Structurally Informed Document Classification of Norwegian Job Announcements

Moldestad, Celina Utnegaard

Master thesis

View/Open

Moldestad_thesis.pdf (1.595Mb)

Year

2019

Abstract

The Norwegian Welfare Administration (NAV) annually posts a large dataset of job announcements. Each announcement is classified with an occupation code, and today NAV performs this classification of announcements manually with respect to the International Standard Classification of Occupations (ISCO). This manual registration is time-consuming and human judgment could in principle introduce an element of variation across different annotators in the interpretation of ISCO codes. An automated approach using machine learning could potentially alleviate these problems. This thesis presents research and experiments on the task of classifying Norwegian job announcements, using natural language processing and convolutional neural networks. We present these public data collections and perform data exploration and analysis. This thesis addresses two different topics which we, later on, combine in the hope of increasing the accuracy of the classifier.
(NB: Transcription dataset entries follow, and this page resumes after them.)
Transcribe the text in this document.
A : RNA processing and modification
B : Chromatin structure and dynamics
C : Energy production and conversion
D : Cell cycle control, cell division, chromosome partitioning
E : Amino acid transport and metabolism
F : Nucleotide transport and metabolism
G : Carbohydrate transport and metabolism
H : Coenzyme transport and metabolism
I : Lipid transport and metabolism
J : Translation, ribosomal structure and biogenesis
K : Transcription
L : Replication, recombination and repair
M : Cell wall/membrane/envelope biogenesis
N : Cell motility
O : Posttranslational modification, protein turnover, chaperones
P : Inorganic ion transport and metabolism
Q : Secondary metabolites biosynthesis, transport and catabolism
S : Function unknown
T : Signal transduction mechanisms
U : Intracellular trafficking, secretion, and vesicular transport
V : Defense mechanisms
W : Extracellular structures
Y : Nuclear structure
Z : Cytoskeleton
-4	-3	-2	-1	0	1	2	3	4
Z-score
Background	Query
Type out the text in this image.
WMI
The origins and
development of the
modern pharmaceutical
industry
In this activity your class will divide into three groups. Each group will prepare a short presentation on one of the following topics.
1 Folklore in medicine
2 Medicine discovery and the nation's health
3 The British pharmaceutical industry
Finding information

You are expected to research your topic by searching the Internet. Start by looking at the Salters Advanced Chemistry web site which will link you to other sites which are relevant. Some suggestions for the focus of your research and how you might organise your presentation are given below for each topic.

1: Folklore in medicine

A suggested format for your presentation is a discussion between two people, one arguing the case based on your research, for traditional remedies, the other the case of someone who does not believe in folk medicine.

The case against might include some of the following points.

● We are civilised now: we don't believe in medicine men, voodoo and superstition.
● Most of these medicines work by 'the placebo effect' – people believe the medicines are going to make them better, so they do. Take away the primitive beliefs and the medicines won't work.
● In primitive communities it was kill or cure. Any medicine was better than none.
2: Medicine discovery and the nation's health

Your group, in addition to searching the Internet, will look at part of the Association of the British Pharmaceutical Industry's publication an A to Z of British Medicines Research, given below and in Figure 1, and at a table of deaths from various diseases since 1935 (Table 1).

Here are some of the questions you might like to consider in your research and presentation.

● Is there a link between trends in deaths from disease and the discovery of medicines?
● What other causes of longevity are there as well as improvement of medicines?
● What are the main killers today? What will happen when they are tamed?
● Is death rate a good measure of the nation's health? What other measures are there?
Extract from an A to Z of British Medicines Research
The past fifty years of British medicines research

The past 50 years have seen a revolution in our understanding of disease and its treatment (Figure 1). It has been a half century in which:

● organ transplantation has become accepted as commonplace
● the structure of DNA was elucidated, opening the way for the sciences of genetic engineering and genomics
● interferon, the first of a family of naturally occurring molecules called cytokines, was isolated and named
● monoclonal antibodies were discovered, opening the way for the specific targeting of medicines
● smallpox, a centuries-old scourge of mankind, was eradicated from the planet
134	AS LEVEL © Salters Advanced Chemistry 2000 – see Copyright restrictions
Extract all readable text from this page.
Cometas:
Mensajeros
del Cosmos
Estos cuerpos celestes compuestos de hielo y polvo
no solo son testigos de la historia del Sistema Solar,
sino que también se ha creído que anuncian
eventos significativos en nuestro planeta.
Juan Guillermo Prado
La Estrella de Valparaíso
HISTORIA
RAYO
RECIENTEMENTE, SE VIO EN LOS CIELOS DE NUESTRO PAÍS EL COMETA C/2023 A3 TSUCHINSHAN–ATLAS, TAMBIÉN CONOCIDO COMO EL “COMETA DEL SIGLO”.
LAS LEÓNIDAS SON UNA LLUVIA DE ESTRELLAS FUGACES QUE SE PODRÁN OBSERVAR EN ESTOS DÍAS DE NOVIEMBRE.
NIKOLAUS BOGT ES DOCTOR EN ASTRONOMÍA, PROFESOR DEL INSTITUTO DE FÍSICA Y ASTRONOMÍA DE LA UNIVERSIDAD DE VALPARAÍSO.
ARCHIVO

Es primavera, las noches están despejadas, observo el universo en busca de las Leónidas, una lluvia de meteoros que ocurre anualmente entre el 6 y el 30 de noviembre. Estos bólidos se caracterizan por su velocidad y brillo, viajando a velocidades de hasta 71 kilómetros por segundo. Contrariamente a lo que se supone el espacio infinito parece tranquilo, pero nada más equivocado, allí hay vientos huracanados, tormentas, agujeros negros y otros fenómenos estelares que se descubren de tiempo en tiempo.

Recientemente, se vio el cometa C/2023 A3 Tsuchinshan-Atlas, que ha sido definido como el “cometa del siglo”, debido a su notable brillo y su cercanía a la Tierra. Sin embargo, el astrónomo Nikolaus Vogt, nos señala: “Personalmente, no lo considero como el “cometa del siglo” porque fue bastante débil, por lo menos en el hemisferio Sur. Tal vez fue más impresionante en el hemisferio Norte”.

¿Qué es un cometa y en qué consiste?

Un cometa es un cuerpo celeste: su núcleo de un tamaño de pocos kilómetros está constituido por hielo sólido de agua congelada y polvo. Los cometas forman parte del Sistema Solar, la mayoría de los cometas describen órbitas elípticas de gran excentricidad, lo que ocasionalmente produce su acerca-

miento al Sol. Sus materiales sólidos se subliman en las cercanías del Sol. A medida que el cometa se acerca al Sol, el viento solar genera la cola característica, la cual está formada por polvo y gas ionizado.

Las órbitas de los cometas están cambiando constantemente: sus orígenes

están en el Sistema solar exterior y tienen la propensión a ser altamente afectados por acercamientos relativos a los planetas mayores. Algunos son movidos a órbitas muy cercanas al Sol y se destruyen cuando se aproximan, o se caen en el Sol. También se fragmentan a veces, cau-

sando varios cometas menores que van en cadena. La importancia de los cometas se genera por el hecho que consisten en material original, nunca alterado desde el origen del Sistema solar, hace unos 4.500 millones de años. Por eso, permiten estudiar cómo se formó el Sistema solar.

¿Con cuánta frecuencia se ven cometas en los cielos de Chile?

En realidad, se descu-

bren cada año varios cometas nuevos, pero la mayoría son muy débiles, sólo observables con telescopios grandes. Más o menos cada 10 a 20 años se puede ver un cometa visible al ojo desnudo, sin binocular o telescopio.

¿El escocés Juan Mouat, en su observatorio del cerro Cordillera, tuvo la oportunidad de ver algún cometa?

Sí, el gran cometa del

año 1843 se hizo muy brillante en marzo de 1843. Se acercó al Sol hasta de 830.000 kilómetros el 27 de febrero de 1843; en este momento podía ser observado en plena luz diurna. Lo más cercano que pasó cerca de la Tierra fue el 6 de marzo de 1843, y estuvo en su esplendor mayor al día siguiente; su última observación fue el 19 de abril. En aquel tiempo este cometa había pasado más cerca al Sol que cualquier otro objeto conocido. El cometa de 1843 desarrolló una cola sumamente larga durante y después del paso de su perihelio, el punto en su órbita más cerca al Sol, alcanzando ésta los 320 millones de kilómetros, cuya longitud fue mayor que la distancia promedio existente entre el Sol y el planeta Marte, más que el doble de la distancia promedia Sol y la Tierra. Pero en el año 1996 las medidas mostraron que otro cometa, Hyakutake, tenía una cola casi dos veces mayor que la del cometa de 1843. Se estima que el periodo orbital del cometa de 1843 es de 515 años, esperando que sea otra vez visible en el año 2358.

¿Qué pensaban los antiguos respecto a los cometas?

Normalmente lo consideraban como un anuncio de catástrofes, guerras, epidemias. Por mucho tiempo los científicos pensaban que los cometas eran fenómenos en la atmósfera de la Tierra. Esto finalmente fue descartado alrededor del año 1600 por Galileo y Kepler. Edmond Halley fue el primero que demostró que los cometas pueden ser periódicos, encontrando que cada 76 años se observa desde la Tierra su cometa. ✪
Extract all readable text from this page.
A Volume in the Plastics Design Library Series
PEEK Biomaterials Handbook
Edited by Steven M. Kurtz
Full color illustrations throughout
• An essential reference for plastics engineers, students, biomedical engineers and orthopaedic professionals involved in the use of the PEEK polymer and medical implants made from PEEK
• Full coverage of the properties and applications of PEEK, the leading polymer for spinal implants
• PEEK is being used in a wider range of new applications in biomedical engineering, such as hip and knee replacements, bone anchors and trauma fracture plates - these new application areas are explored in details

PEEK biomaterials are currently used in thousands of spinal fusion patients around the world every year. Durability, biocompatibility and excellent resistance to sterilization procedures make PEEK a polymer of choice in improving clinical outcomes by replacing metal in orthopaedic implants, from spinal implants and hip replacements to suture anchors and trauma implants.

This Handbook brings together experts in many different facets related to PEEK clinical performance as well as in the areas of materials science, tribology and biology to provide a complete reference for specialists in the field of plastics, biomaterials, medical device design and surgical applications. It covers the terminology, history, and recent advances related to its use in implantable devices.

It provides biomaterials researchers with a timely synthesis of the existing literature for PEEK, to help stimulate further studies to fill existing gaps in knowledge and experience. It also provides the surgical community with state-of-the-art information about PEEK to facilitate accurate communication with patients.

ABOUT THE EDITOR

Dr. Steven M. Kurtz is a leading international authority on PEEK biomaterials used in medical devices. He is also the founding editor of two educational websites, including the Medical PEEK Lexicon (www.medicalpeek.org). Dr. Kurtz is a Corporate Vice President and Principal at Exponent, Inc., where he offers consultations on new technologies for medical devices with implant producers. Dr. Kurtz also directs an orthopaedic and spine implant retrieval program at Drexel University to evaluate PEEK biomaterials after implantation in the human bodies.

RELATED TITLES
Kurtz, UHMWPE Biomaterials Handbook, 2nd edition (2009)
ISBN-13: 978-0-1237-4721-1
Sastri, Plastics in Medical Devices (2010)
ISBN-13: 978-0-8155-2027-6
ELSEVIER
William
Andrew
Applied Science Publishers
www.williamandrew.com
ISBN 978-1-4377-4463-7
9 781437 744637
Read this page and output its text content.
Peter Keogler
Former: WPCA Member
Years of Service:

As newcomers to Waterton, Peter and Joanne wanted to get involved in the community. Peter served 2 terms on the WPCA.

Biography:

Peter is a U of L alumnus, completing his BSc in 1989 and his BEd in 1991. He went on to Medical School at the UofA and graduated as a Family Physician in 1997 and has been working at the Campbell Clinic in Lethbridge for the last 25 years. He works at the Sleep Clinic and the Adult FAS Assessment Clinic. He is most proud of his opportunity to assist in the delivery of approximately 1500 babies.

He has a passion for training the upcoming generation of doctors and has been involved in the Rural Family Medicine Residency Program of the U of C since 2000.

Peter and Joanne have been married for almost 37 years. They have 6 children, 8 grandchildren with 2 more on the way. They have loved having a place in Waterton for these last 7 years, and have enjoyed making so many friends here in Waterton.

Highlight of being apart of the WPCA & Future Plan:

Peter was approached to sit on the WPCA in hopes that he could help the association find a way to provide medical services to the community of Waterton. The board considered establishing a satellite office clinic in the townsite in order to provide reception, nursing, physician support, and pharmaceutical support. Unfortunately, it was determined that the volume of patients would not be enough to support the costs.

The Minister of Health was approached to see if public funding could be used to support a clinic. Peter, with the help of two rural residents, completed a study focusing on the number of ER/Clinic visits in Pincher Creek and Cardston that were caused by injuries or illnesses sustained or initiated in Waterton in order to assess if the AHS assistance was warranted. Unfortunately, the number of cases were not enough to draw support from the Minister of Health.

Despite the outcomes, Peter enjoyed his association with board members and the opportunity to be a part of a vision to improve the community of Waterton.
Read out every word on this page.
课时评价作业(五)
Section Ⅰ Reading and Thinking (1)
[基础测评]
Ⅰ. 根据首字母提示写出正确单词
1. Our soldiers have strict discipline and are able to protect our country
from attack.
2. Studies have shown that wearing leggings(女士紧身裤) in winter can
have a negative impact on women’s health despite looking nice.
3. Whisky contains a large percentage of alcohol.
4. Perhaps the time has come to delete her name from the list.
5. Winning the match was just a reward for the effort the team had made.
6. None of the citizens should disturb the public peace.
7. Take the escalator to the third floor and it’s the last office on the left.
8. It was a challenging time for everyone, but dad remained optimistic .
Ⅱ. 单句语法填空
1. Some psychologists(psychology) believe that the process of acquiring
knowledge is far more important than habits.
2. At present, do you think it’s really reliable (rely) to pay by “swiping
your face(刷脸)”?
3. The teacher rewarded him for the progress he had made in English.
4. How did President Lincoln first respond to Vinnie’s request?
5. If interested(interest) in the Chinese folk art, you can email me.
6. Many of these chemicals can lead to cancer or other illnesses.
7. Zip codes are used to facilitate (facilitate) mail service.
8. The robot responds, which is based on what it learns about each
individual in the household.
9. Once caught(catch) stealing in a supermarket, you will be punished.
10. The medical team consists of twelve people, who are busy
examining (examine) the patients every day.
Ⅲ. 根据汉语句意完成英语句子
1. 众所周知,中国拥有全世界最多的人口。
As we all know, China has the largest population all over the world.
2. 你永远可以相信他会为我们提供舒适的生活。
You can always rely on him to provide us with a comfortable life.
The first topic explores the task of topic segmentation and the second explores the document classification task using a convolutional neural network architecture with dynamic pooling. The pooling regions are based on the variable-sized segments produced by the topic segmentation algorithm. We present strong empirical results and perform a thorough hyperparameter search on the convolutional models with pre-trained word embeddings. This includes a combination of randomized hyperparameter search and well-motivated hyperparameter choices.